Lastly, we need to stress that our language models can contain historical stereotypes and prejudices (related to race, gender, or sexual orientation, among others). We did not attempt to quantify or remove these biases. Therefore, these models should be used critically and responsibly, to avoid the propagation of historical biases (see also Hengchen and Tahmasebi (2021)).
3 Language model zoo
Object name histLM.
Format names and versions The models are shared as ZIP files (one per model architecture). The directory structure is described in the README.md file.
Creation dates 2020-01-31 to 2020-10-07.
Dataset creators Kasra Hosseini, Kaspar Beelen and Mariona Coll Ardanuy (The Alan Turing Institute) preprocessed the text, created a database, trained and fine-tuned language models as described in this paper. Giovanni Colavizza (University of Amsterdam) initiated this work on historical language models. All authors contributed to planning and designing the experiments.
Language The language models have been trained on 19th-century texts in English.
License The models are released under open license CC BY 4.0, available at https://creativecommons.org/licenses/by/4.0/legalcode.
Repository name All the language models are published in Zenodo at http://doi.org/10.5281/zenodo.4782245. We have also provided scripts to work with the language models, available on GitHub at https://github.com/Living-with-machines/histLM.
Publication date 2021-05-23.
4 Reuse Potential
Even though word2vec has been around for almost a decade—an eternity in the fast-moving NLP ecosystem—the word type embeddings it produces persist as popular instruments, especially for interdisciplinary research (Azarbonyad et al. 2017; Hengchen, Ros, & Marjanen, 2019). The more recent fastText model extends on word2vec by using subword information. Contextualized language models have meant a breakthrough in NLP research (e.g. Smith (2019) for an overview), as they represent words in the contexts in which they appear, instead of conflating all senses, one of the main criticisms of word type embeddings. The potential of using such models for historical research is immense as they allow a more accurate context-dependent representation of meaning. These embeddings can also be used in existing tools for historical research (e.g. Hosseini, Nanni, and Coll Ardanuy (2020)).

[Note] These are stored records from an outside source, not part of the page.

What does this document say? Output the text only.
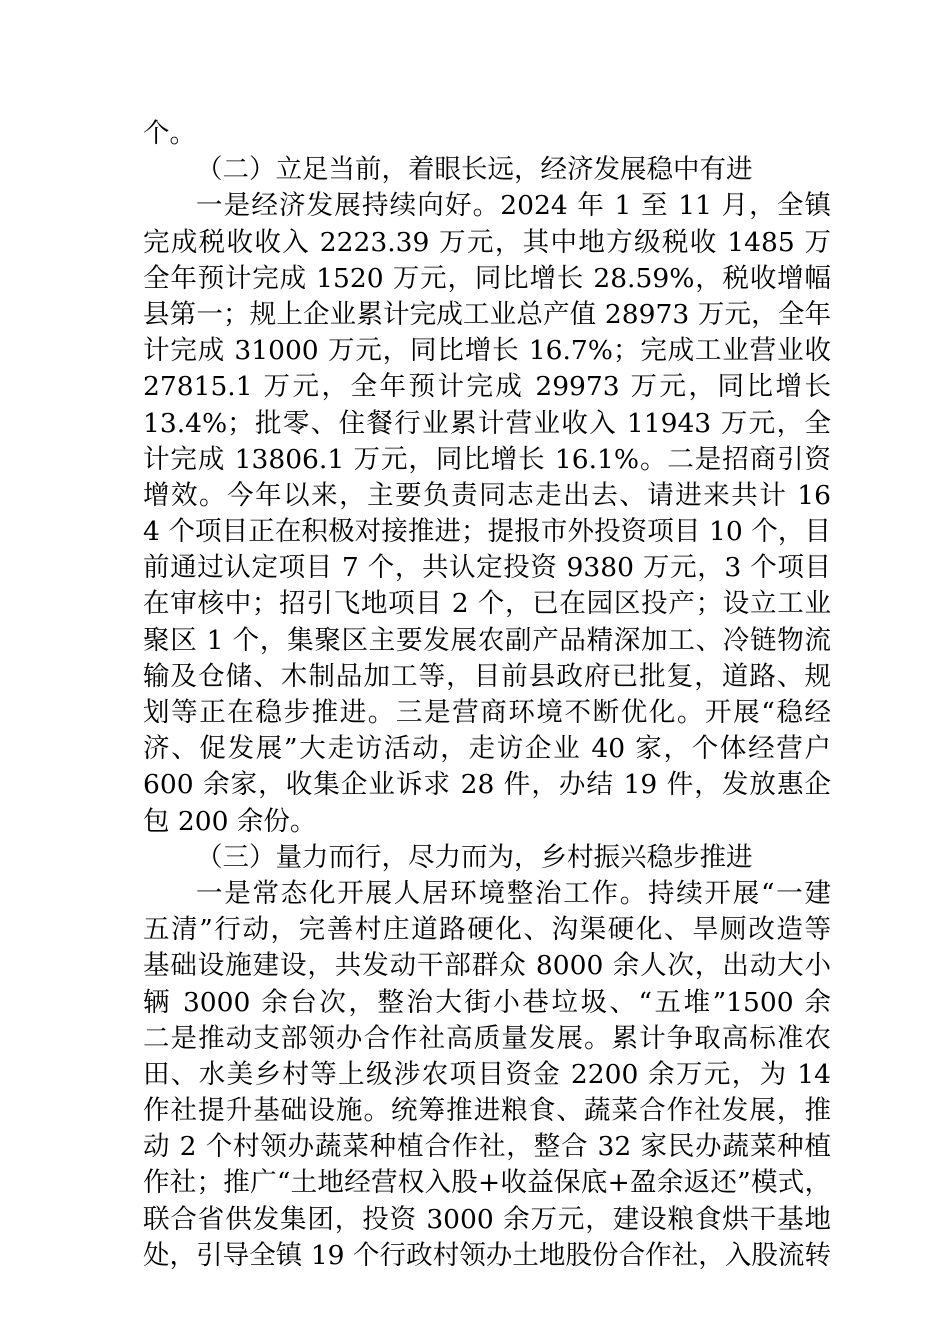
个。
（二）立足当前，着眼长远，经济发展稳中有进
一是经济发展持续向好。2024 年 1 至 11 月，全镇
完成税收收入 2223.39 万元，其中地方级税收 1485 万
全年预计完成 1520 万元，同比增长 28.59%，税收增幅
县第一；规上企业累计完成工业总产值 28973 万元，全年
计完成 31000 万元，同比增长 16.7%；完成工业营业收
27815.1 万元，全年预计完成 29973 万元，同比增长
13.4%；批零、住餐行业累计营业收入 11943 万元，全
计完成 13806.1 万元，同比增长 16.1%。二是招商引资
增效。今年以来，主要负责同志走出去、请进来共计 16
4 个项目正在积极对接推进；提报市外投资项目 10 个，目
前通过认定项目 7 个，共认定投资 9380 万元，3 个项目
在审核中；招引飞地项目 2 个，已在园区投产；设立工业
聚区 1 个，集聚区主要发展农副产品精深加工、冷链物流
输及仓储、木制品加工等，目前县政府已批复，道路、规
划等正在稳步推进。三是营商环境不断优化。开展“稳经
济、促发展”大走访活动，走访企业 40 家，个体经营户
600 余家，收集企业诉求 28 件，办结 19 件，发放惠企
包 200 余份。
（三）量力而行，尽力而为，乡村振兴稳步推进
一是常态化开展人居环境整治工作。持续开展“一建
五清”行动，完善村庄道路硬化、沟渠硬化、旱厕改造等
基础设施建设，共发动干部群众 8000 余人次，出动大小
辆 3000 余台次，整治大街小巷垃圾、“五堆”1500 余
二是推动支部领办合作社高质量发展。累计争取高标准农
田、水美乡村等上级涉农项目资金 2200 余万元，为 14
作社提升基础设施。统筹推进粮食、蔬菜合作社发展，推
动 2 个村领办蔬菜种植合作社，整合 32 家民办蔬菜种植
作社；推广“土地经营权入股+收益保底+盈余返还”模式，
联合省供发集团，投资 3000 余万元，建设粮食烘干基地
处，引导全镇 19 个行政村领办土地股份合作社，入股流转
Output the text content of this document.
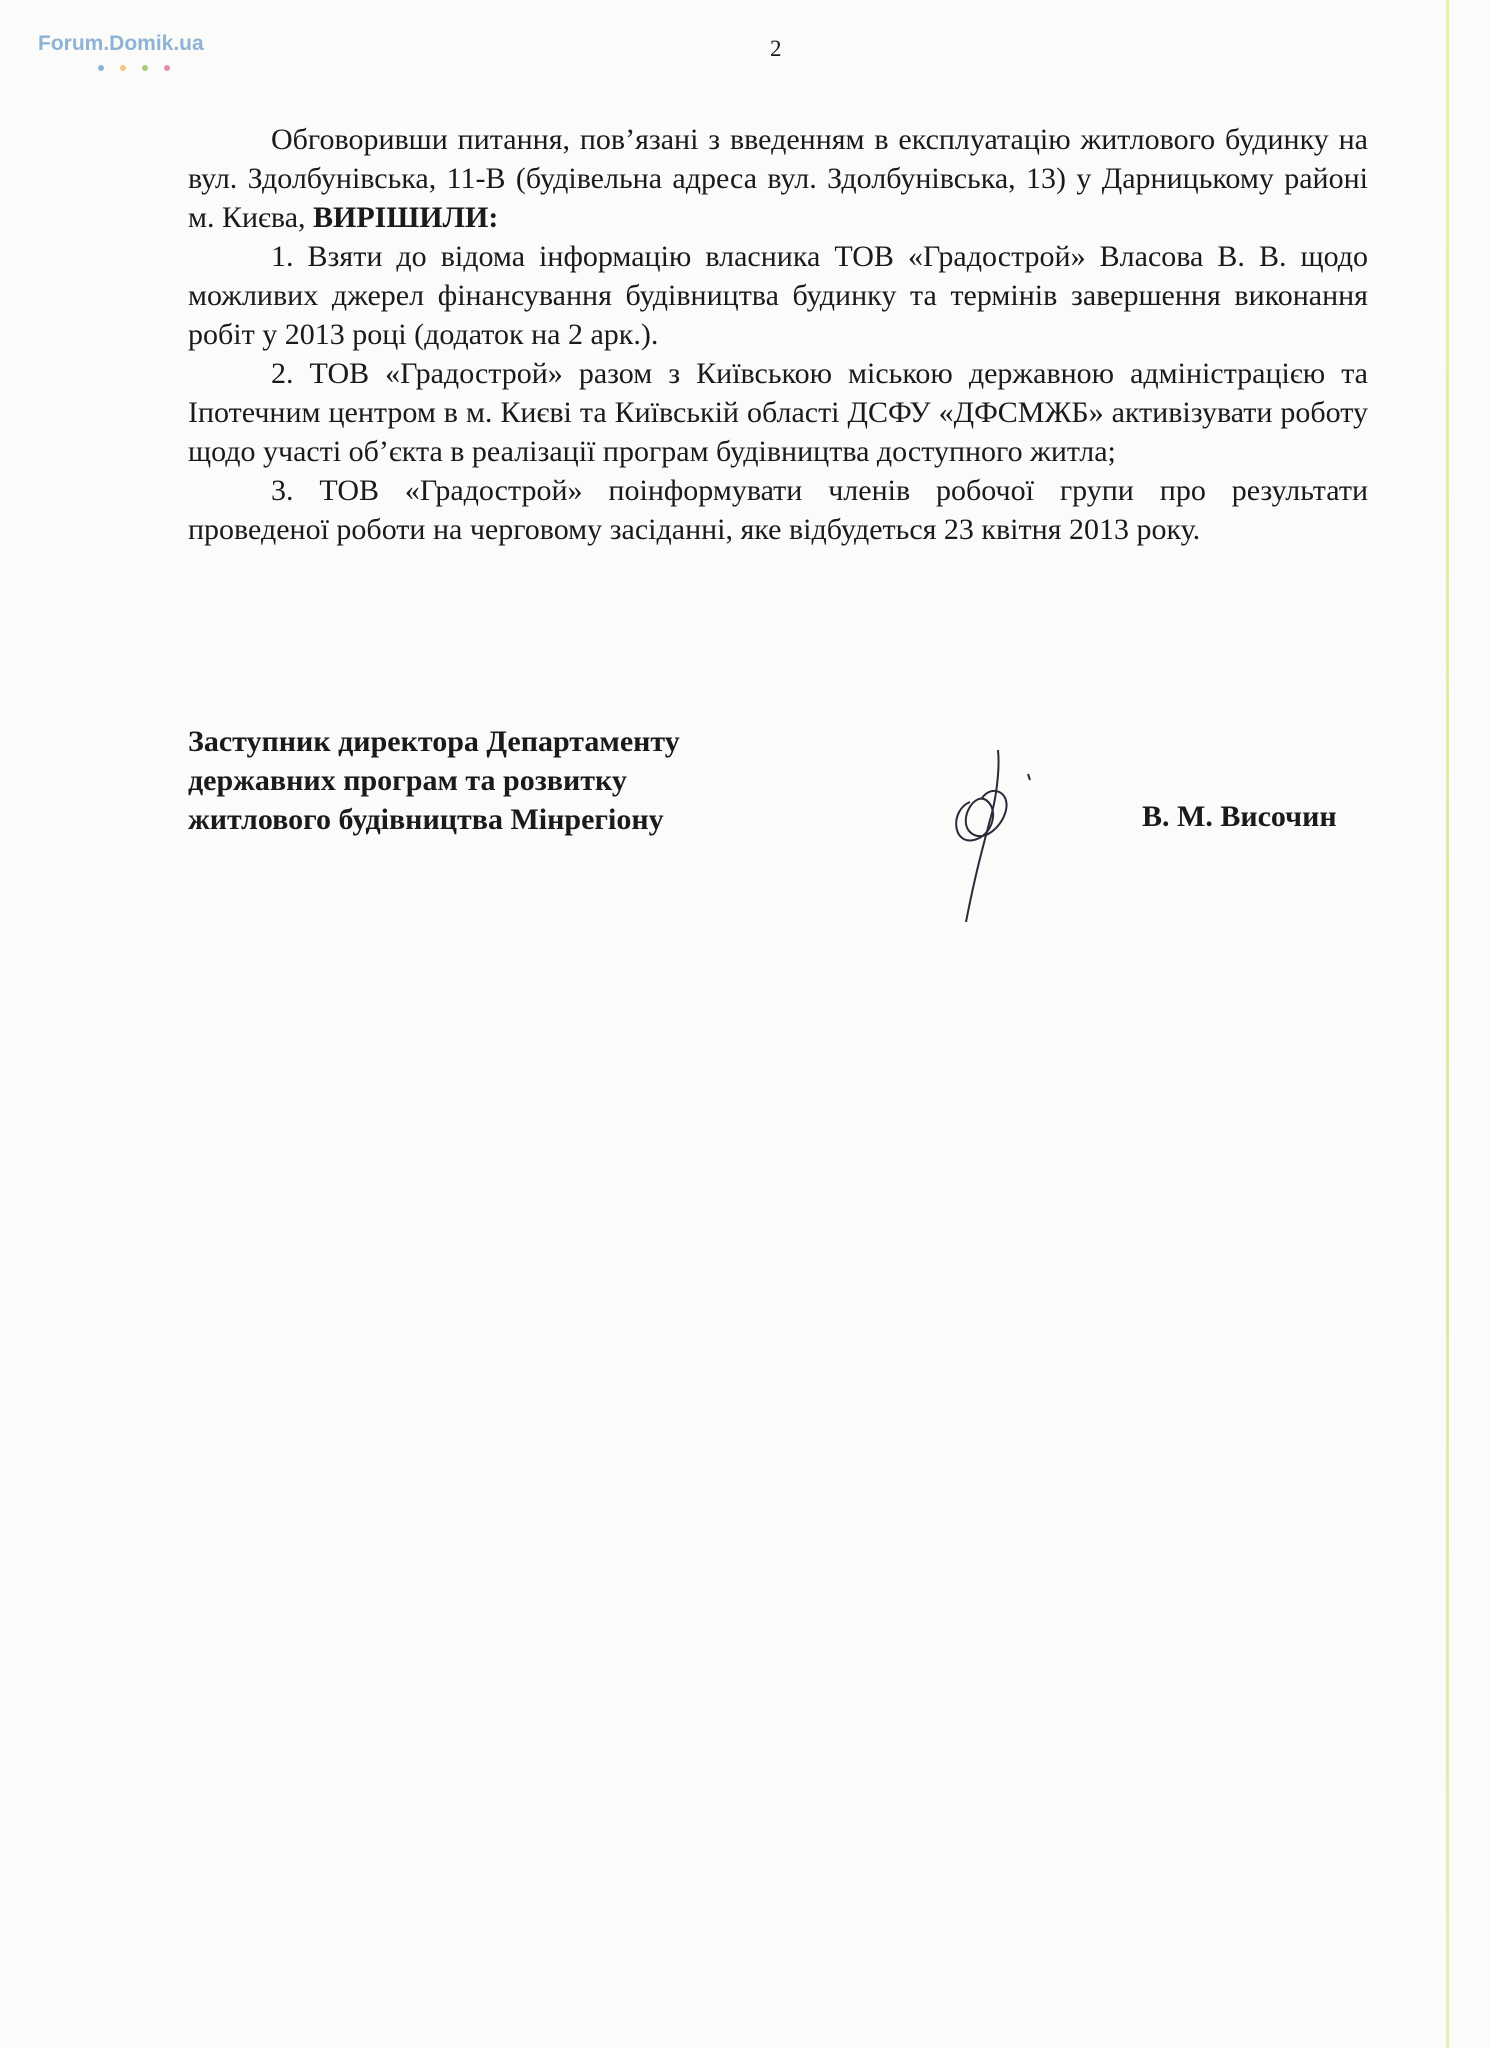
Forum.Domik.ua
	2

Обговоривши питання, пов’язані з введенням в експлуатацію житлового будинку на вул. Здолбунівська, 11-В (будівельна адреса вул. Здолбунівська, 13) у Дарницькому районі м. Києва, ВИРІШИЛИ:

1. Взяти до відома інформацію власника ТОВ «Градострой» Власова В. В. щодо можливих джерел фінансування будівництва будинку та термінів завершення виконання робіт у 2013 році (додаток на 2 арк.).

2. ТОВ «Градострой» разом з Київською міською державною адміністрацією та Іпотечним центром в м. Києві та Київській області ДСФУ «ДФСМЖБ» активізувати роботу щодо участі об’єкта в реалізації програм будівництва доступного житла;

3. ТОВ «Градострой» поінформувати членів робочої групи про результати проведеної роботи на черговому засіданні, яке відбудеться 23 квітня 2013 року.

Заступник директора Департаменту
державних програм та розвитку
житлового будівництва Мінрегіону	В. М. Височин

Given that existing libraries, such as Gensim, Flair, or Hugging Face, provide convenient interfaces to work with these embeddings, we are confident that our historical models will serve the needs of a wide-variety of scholars, from NLP and data science to the humanities, for different tasks and research purposes, such as measuring how words change meaning over time (Kulkarni, Al-Rfou, Perozzi, & Skiena, 2015; Tahmasebi, Borin, & Jatowt, 2018), automatic OCR correction (Hämäläinen & Hengchen, 2019), interactive query expansion12 or, more generally, any research that involves diachronic language change.